Ancora nuove assunzioni in Magistratura una professione sempre più ambita

Si preannuncia un anno all'insegna delle nuove assunzioni nel settore della Magistratura. Nuove leve chiamate ad affrontare le grandi sfide della giustizia!

Tribunale di giustizia

Il Guardasigilli ha annunciato nuove assunzioni. In merito al concorso in magistratura, il Ministro ha comunicato che verranno assunti 1300 magistrati ordinari, attraverso vari concorsi in definizione. Secondo il ministro della giustizia Nordio con le nuove assunzione si cercherà di far fronte ala problema della carenza di organico. Il Ministro della Giustizia ha altresì specificato che, oltre a più personale, vi saranno anche mezzi più adeguati, per favorire la digitalizzazione.

Le nuove sfide quotidiane della giustizia.

Nei giorni scorsi a Roma si sono svolte le prove scritte del concorso per 400 posti di magistrato ordinario, che ha visto la partecipazione di numerosi candidati, che si sono destreggiati con le tre prove consuete, relative al diritto penale, civile ed amministrativo. Tracce sempre più al passo con quelle che si rivelano le sfide quotidiane della giustizia, come quella di diritto penale sul diritto di critica, diritto di cronaca e diritto alla riservatezza, tra libertà di pensiero e il reato di diffamazione anche con riferimento all’utilizzo dei social network. Una tematica attualissima, visto il dilagare in particolare negli ultimi anni degli illeciti legati all’uso dei social.

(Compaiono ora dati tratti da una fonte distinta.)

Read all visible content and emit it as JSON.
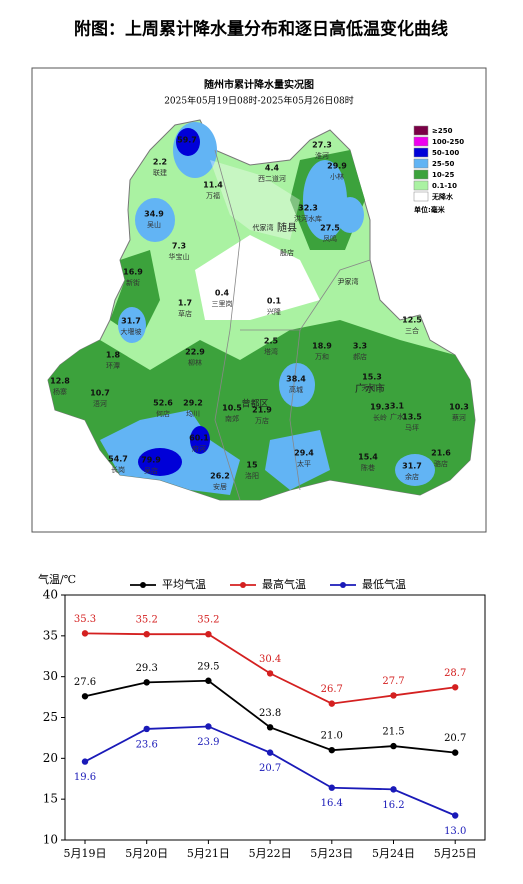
{
  "header": {
    "title": "附图：上周累计降水量分布和逐日高低温变化曲线"
  },
  "map": {
    "title": "随州市累计降水量实况图",
    "subtitle": "2025年05月19日08时-2025年05月26日08时",
    "legend": {
      "items": [
        {
          "label": "≥250",
          "color": "#7a0046"
        },
        {
          "label": "100-250",
          "color": "#ee00ee"
        },
        {
          "label": "50-100",
          "color": "#0000d8"
        },
        {
          "label": "25-50",
          "color": "#62b4f4"
        },
        {
          "label": "10-25",
          "color": "#3ca23c"
        },
        {
          "label": "0.1-10",
          "color": "#aaf2a2"
        },
        {
          "label": "无降水",
          "color": "#ffffff"
        }
      ],
      "unit": "单位:毫米"
    },
    "places": [
      "随县",
      "广水市",
      "曾都区",
      "代家湾",
      "殷店",
      "尹家湾"
    ],
    "stations": [
      {
        "value": 59.7
      },
      {
        "value": 2.2,
        "name": "联建"
      },
      {
        "value": 11.4,
        "name": "万福"
      },
      {
        "value": 4.4,
        "name": "西二道河"
      },
      {
        "value": 27.3,
        "name": "淮河"
      },
      {
        "value": 29.9,
        "name": "小林"
      },
      {
        "value": 34.9,
        "name": "吴山"
      },
      {
        "value": 32.3,
        "name": "洪河水库"
      },
      {
        "value": 27.5,
        "name": "凤鸣"
      },
      {
        "value": 7.3,
        "name": "华宝山"
      },
      {
        "value": 16.9,
        "name": "新街"
      },
      {
        "value": 1.7,
        "name": "草店"
      },
      {
        "value": 0.4,
        "name": "三里岗"
      },
      {
        "value": 0.1,
        "name": "兴隆"
      },
      {
        "value": 12.5,
        "name": "三合"
      },
      {
        "value": 31.7,
        "name": "大堰坡"
      },
      {
        "value": 1.8,
        "name": "环潭"
      },
      {
        "value": 2.5,
        "name": "塔湾"
      },
      {
        "value": 18.9,
        "name": "万和"
      },
      {
        "value": 3.3,
        "name": "郝店"
      },
      {
        "value": 22.9,
        "name": "柳林"
      },
      {
        "value": 15.3,
        "name": "天河口"
      },
      {
        "value": 12.8,
        "name": "杨寨"
      },
      {
        "value": 10.7,
        "name": "浯河"
      },
      {
        "value": 38.4,
        "name": "高城"
      },
      {
        "value": 52.6,
        "name": "何店"
      },
      {
        "value": 29.2,
        "name": "均川"
      },
      {
        "value": 19.3,
        "name": "长岭"
      },
      {
        "value": 3.1,
        "name": "广水"
      },
      {
        "value": 13.5,
        "name": "马坪"
      },
      {
        "value": 10.3,
        "name": "蔡河"
      },
      {
        "value": 10.5,
        "name": "南郊"
      },
      {
        "value": 21.9,
        "name": "万店"
      },
      {
        "value": 60.1,
        "name": "府河"
      },
      {
        "value": 29.4,
        "name": "太平"
      },
      {
        "value": 54.7,
        "name": "长岗"
      },
      {
        "value": 79.9,
        "name": "吴店"
      },
      {
        "value": 15,
        "name": "洛阳"
      },
      {
        "value": 15.4,
        "name": "陈巷"
      },
      {
        "value": 21.6,
        "name": "骆店"
      },
      {
        "value": 26.2,
        "name": "安居"
      },
      {
        "value": 31.7,
        "name": "余店"
      }
    ]
  },
  "chart_data": {
    "type": "line",
    "y_label": "气温/℃",
    "categories": [
      "5月19日",
      "5月20日",
      "5月21日",
      "5月22日",
      "5月23日",
      "5月24日",
      "5月25日"
    ],
    "series": [
      {
        "name": "平均气温",
        "color": "#000000",
        "values": [
          27.6,
          29.3,
          29.5,
          23.8,
          21.0,
          21.5,
          20.7
        ],
        "value_labels": [
          "27.6",
          "29.3",
          "29.5",
          "23.8",
          "21.0",
          "21.5",
          "20.7"
        ]
      },
      {
        "name": "最高气温",
        "color": "#d42020",
        "values": [
          35.3,
          35.2,
          35.2,
          30.4,
          26.7,
          27.7,
          28.7
        ],
        "value_labels": [
          "35.3",
          "35.2",
          "35.2",
          "30.4",
          "26.7",
          "27.7",
          "28.7"
        ]
      },
      {
        "name": "最低气温",
        "color": "#1a1ab8",
        "values": [
          19.6,
          23.6,
          23.9,
          20.7,
          16.4,
          16.2,
          13.0
        ],
        "value_labels": [
          "19.6",
          "23.6",
          "23.9",
          "20.7",
          "16.4",
          "16.2",
          "13.0"
        ]
      }
    ],
    "ylim": [
      10,
      40
    ],
    "yticks": [
      10,
      15,
      20,
      25,
      30,
      35,
      40
    ]
  }
}
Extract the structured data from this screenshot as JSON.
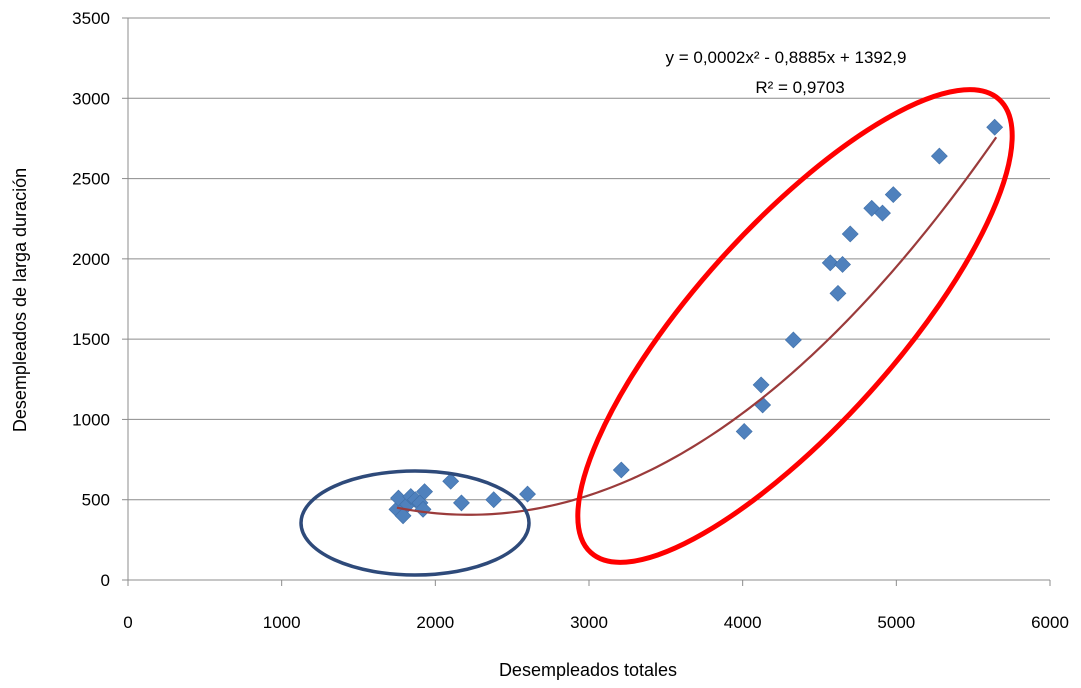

Superare le criticità attuali.

La carriera di magistrato è una delle più ambite per i laureati in legge, soprattutto negli ultimi anni a causa della crisi dell’avvocatura. Diventare magistrato è fonte di prestigio, ma rappresenta per tanti l’ambito posto fisso. La giustizia ha bisogno di nuova linfa, nuove assunzioni per affrontare le grandi prove a cui è chiamata nella società attuale. La giustizia soffre di una crisi che ha cause ben precise. La legislazione è caotica, le leggi cambiano di continuo. Nell’ambito penale sicuramente l’eccessiva proliferazione di fattispecie si traduce in un affanno insuperabile per i magistrati, che per quanto lavorino saranno sempre sommersi dai nuovi procedimenti. La difesa deve restare per tutti un diritto inviolabile in ogni stato e grado del procedimento.

Attuazione concreta della ragionevole durata dei processi.

Deve, in particolar modo, trovare attuazione mediante il giusto processo regolato dalla legge, nel contraddittorio tra le parti, in condizioni di parità, davanti a giudice terzo e imparziale. La legge ne assicura la ragionevole durata. Nel processo penale, la legge assicura che la persona accusata di un reato sia, nel più breve tempo possibile, informata della natura e dei motivi dell’accusa elevata a suo carico e disponga del tempo e delle condizioni necessari per preparare la sua difesa. Bisogna coprire i vuoti negli organici e servono forze nuove, giovani, la linfa necessaria per un ricambio generazionale. L’impegno alla ragionevole durata non rappresenta soltanto un diritto della persona coinvolta nel processo, ma anche una garanzia oggettiva di buon funzionamento della giustizia.